Accidental Blogger

A general interest blog

Why am I not surprised? Because I have read some of the books.

The content of the linked article is a bit disgusting but not surprising. Ayn Rand was authoritarian, controlling and heartless. That she would be attracted to a sociapathic killer without a conscience should not come as a shock. What is more disturbing is that a number of business leaders, elected officials and people empowered to formulate economic and social policies and a Supreme Court Justice of our country are so enamored of her. What other "philosophy" could be more heartless and devoid of compassion and ethics than "Randianism?"  

Ayn Rand

Posted in ,

6 responses to ““Atlas Shrieked””

  1. While I don’t agree any more with Ayn Rand’s philosophy, I do remember admiring the master-morality that she affected to deify in We the Living (the first book by her that I read), Fountainhead, and the incomprehensible babble that Atlas Shrugged degenerates into. I was a teen at that time, quite disgusted with the rife “poor me-ism” that I thought I saw all around me, a lack of rationality, honesty to oneself. Her disdain for the poor was a bit puzzling, but I was willing to overlook it at the time. A year or so later I decided the whole ‘Superman’ mentality was messed up, being as we are, imperfect human beings, sympathy, empathy and altruism aren’t dirty words after all, as Rand would have you think.
    Regarding Hickman, I’m not sure she was blind to the evil. In her own words, the play Little Street that she worked on at the time had a ‘hero’ who was:
    “A Hickman with a purpose. And without the degeneracy. It is more exact to say that the model is not Hickman, but what Hickman suggested to me.”
    I’m assuming she is describing a more lofty purpose than killing for the sheer pleasure of it and still extracting a ransom. Her adulation of Hickman was because of the ‘one man against the world/society mode’ that she so revered, as the ultimate Übermensch. (Source: Wikipedia on Hickman)
    “The first thing that impresses me about the case is the ferocious rage of a whole society against one man. No matter what the man did, there is always something loathsome in the ‘virtuous’ indignation and mass-hatred of the ‘majority.’… It is repulsive to see all these beings with worse sins and crimes in their own lives, virtuously condemning a criminal…”

    Like

  2. Sujatha, your reaction to Rand is typical – a teenager impressed by strong, rational, self reliant men and women. And that they indulge in some hot, panting sex while conducting ridiculously rational conversations like super-humans, also helps titillate the adolescent mind. We all admire Superman when we are children. You are also typical (and rational) that you grew up and recognized the lack of heart and humanity in Rand’s prescriptions. My own reaction to her was similar (I wrote about that in one of my blog posts). Overwhelming majority of “sensible” people I know were exposed to her in their teen years and outgrew her one-dimensional “libertarian” philosophy by their early twenties.
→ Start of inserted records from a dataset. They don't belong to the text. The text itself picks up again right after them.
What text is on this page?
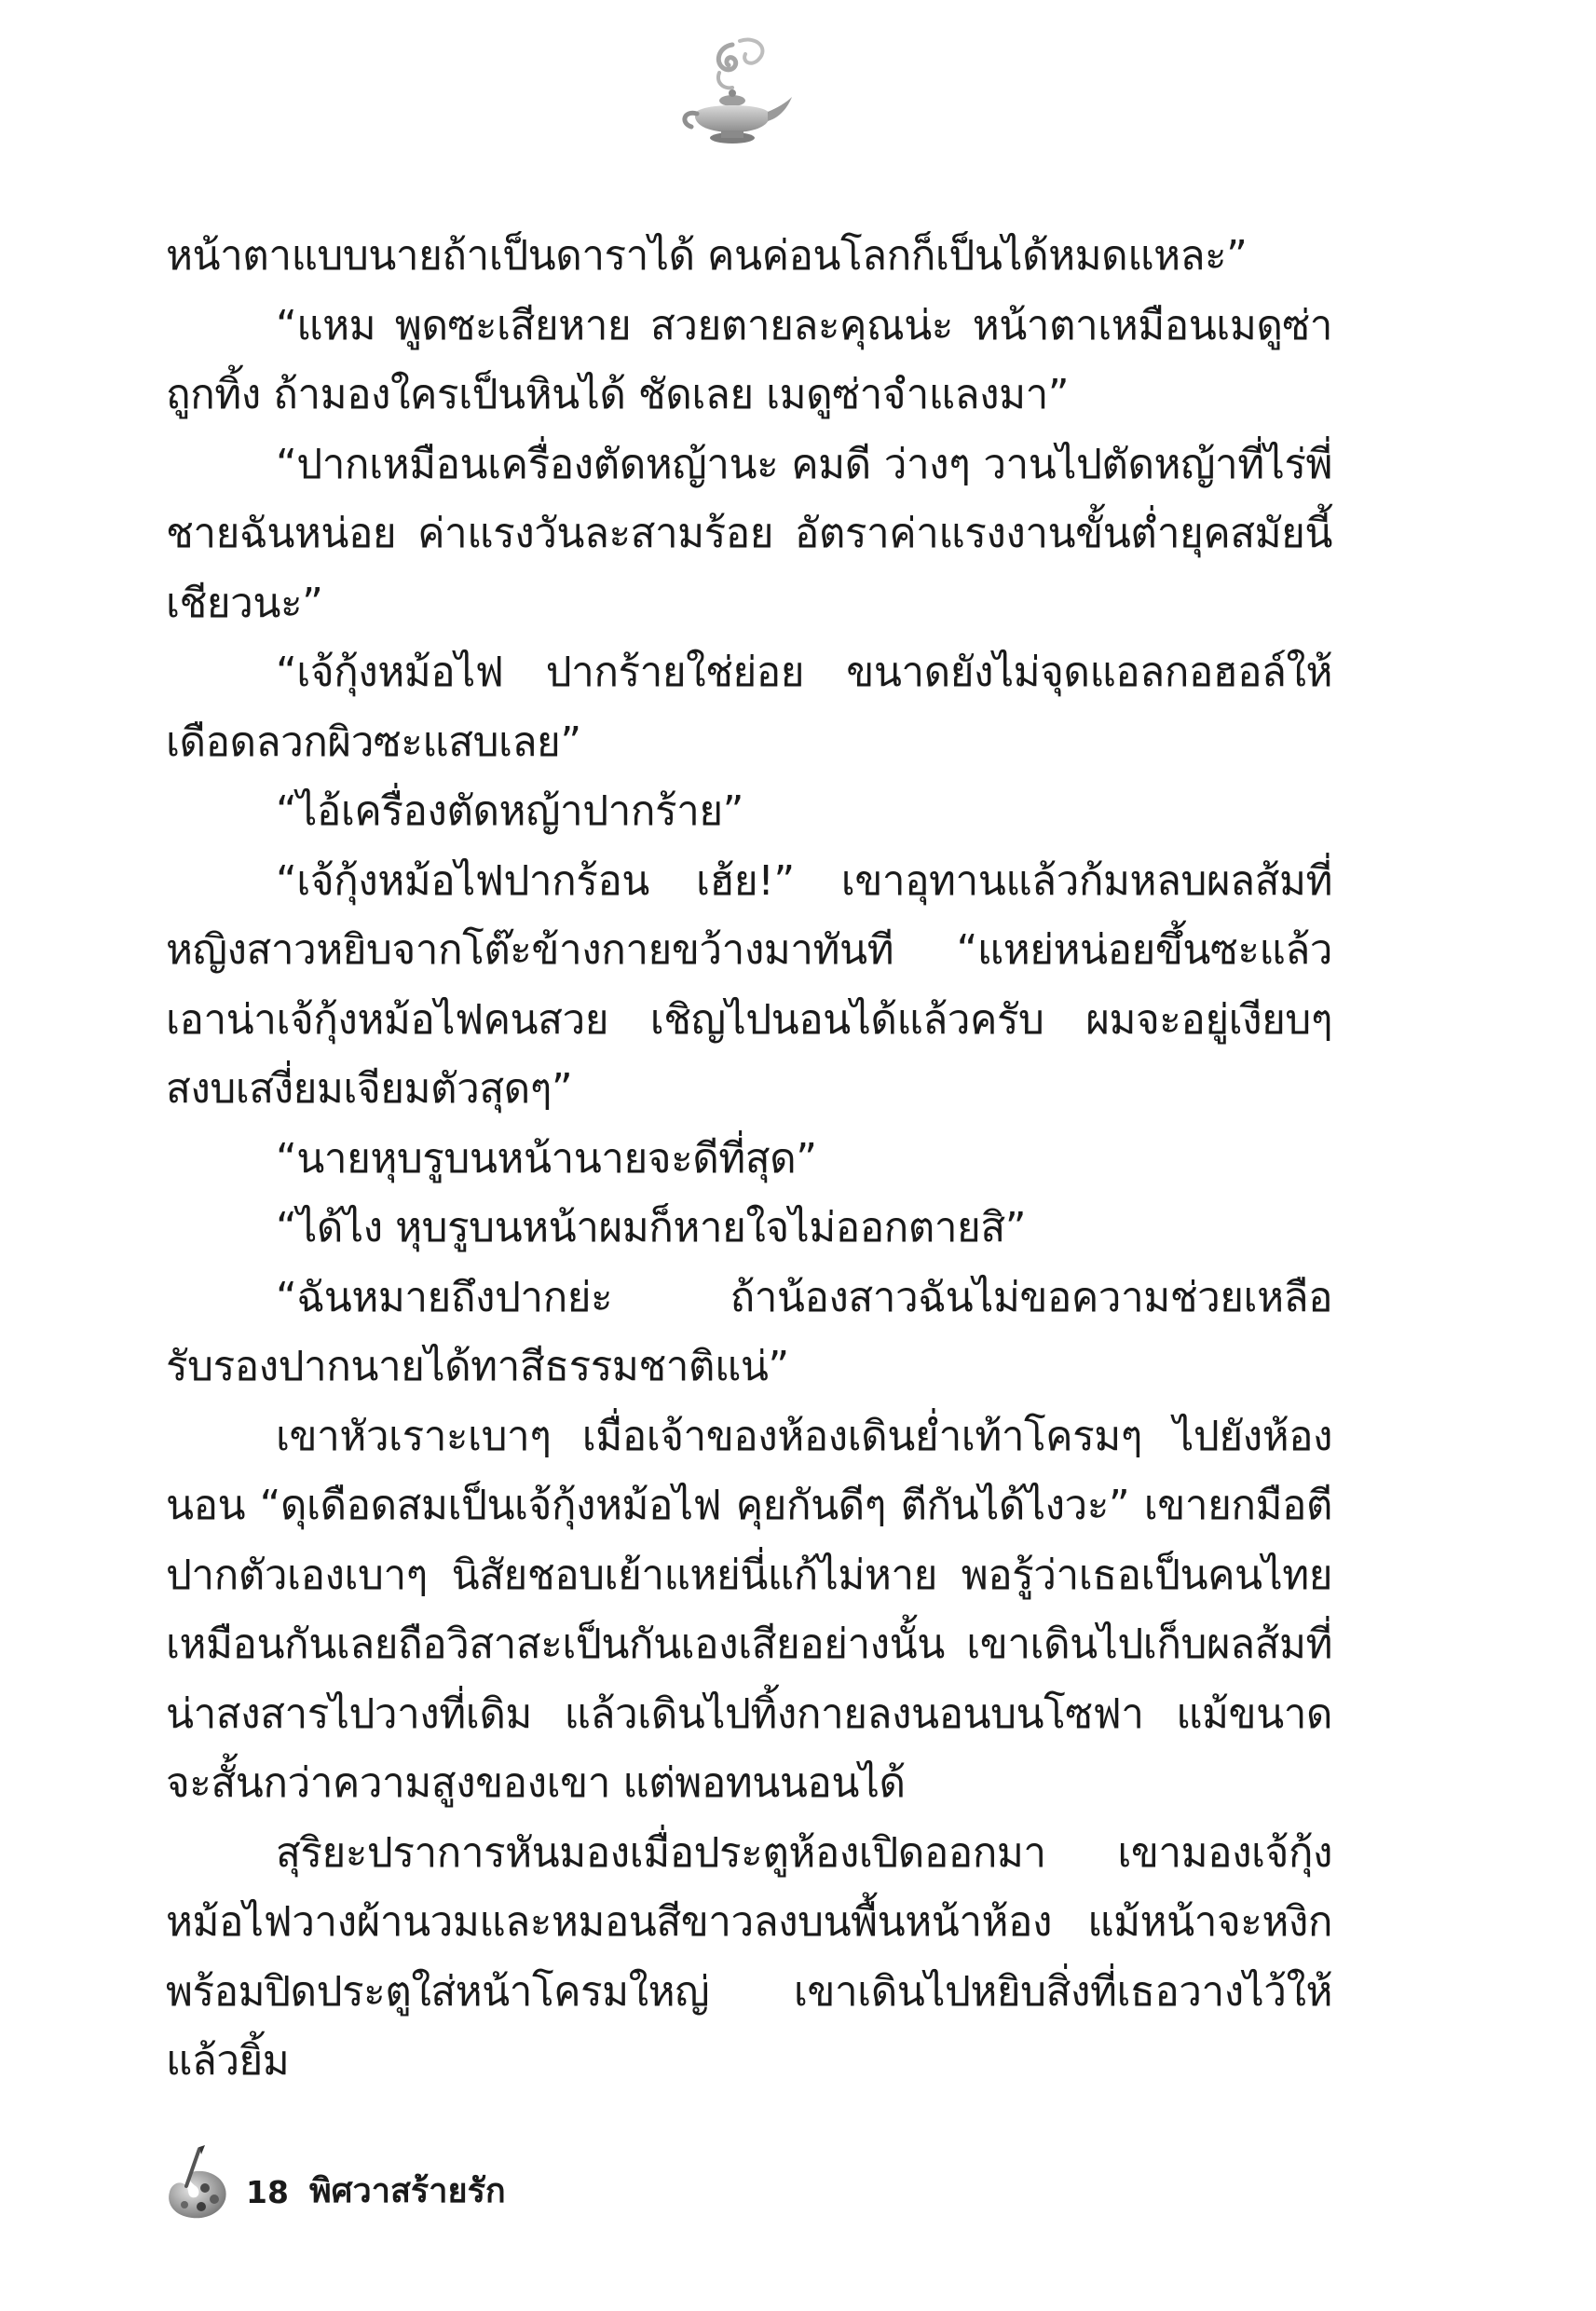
หน้าตาแบบนายถ้าเป็นดาราได้ คนค่อนโลกก็เป็นได้หมดแหละ”

“แหม พูดซะเสียหาย สวยตายละคุณน่ะ หน้าตาเหมือนเมดูซ่าถูกทิ้ง ถ้ามองใครเป็นหินได้ ชัดเลย เมดูซ่าจำแลงมา”

“ปากเหมือนเครื่องตัดหญ้านะ คมดี ว่างๆ วานไปตัดหญ้าที่ไร่พี่ชายฉันหน่อย ค่าแรงวันละสามร้อย อัตราค่าแรงงานขั้นต่ำยุคสมัยนี้เชียวนะ”

“เจ้กุ้งหม้อไฟ ปากร้ายใช่ย่อย ขนาดยังไม่จุดแอลกอฮอล์ให้เดือดลวกผิวซะแสบเลย”

“ไอ้เครื่องตัดหญ้าปากร้าย”

“เจ้กุ้งหม้อไฟปากร้อน เฮ้ย!” เขาอุทานแล้วก้มหลบผลส้มที่หญิงสาวหยิบจากโต๊ะข้างกายขว้างมาทันที “แหย่หน่อยขึ้นซะแล้ว เอาน่าเจ้กุ้งหม้อไฟคนสวย เชิญไปนอนได้แล้วครับ ผมจะอยู่เงียบๆ สงบเสงี่ยมเจียมตัวสุดๆ”

“นายหุบรูบนหน้านายจะดีที่สุด”

“ได้ไง หุบรูบนหน้าผมก็หายใจไม่ออกตายสิ”

“ฉันหมายถึงปากย่ะ ถ้าน้องสาวฉันไม่ขอความช่วยเหลือ รับรองปากนายได้ทาสีธรรมชาติแน่”

เขาหัวเราะเบาๆ เมื่อเจ้าของห้องเดินย่ำเท้าโครมๆ ไปยังห้องนอน “ดุเดือดสมเป็นเจ้กุ้งหม้อไฟ คุยกันดีๆ ตีกันได้ไงวะ” เขายกมือตีปากตัวเองเบาๆ นิสัยชอบเย้าแหย่นี่แก้ไม่หาย พอรู้ว่าเธอเป็นคนไทยเหมือนกันเลยถือวิสาสะเป็นกันเองเสียอย่างนั้น เขาเดินไปเก็บผลส้มที่น่าสงสารไปวางที่เดิม แล้วเดินไปทิ้งกายลงนอนบนโซฟา แม้ขนาดจะสั้นกว่าความสูงของเขา แต่พอทนนอนได้

สุริยะปราการหันมองเมื่อประตูห้องเปิดออกมา เขามองเจ้กุ้งหม้อไฟวางผ้านวมและหมอนสีขาวลงบนพื้นหน้าห้อง แม้หน้าจะหงิกพร้อมปิดประตูใส่หน้าโครมใหญ่ เขาเดินไปหยิบสิ่งที่เธอวางไว้ให้แล้วยิ้ม

18 พิศวาสร้ายรัก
The problem is with those who never out-grow the juvenile, sociopathic Randianism. Unfortunately, too many of the movers and shakers in the American corridors of power fall in that category.
    As for the average Tea Partier and Rand, there is a lot of hypocrisy there. Their self-reliant libertarianism extends only as far as taxes, regulations and social services go. As soon as you go into the realm of abortion, gay marriage and farm subsidies, their “government off our backs” attitude undergoes a One-Eighty turnaround.

    Like

  3. I think reading Mother by Maxim Gorky ( about the long-suffering patient, doormattish mother, emblematic of Mother Russia, I suppose) gave me a different perspective on the Communist movement and workers. Where Rand deifies the capitalist, Gorky deifies the workers. So looking at different perspectives, even if extremely opposed, allowed a callow teen to snap out of the Randian spell. It’s a pity that all the current Rand-worshippers never got beyond her books to read other views.

    Like

  4. Fascinating link. I’d never stopped to think about it, because I’ve never taken Ayn Rand seriously enough to read but did categorize her as, in the words of the author, “Nietzsche for sorority girls” — but diagnosing Rand’s “philosophy” as psychopathy makes a lot of sense.

    Like

  5. Pepito

    I agree with Joe. It helped that I had no idea who she was until I was an adult. American veneration for her is puzzling, to say the least.

    Like

  6. Sarkany

    I’m not sure if you’re American, Pepito, but I’m surprised you find it surprising she’s so popular with Americans. Not only was she a darling of the Cold War, she espoused the qualities that Americans love to think they have.
    Needless to say, I can’t stand her.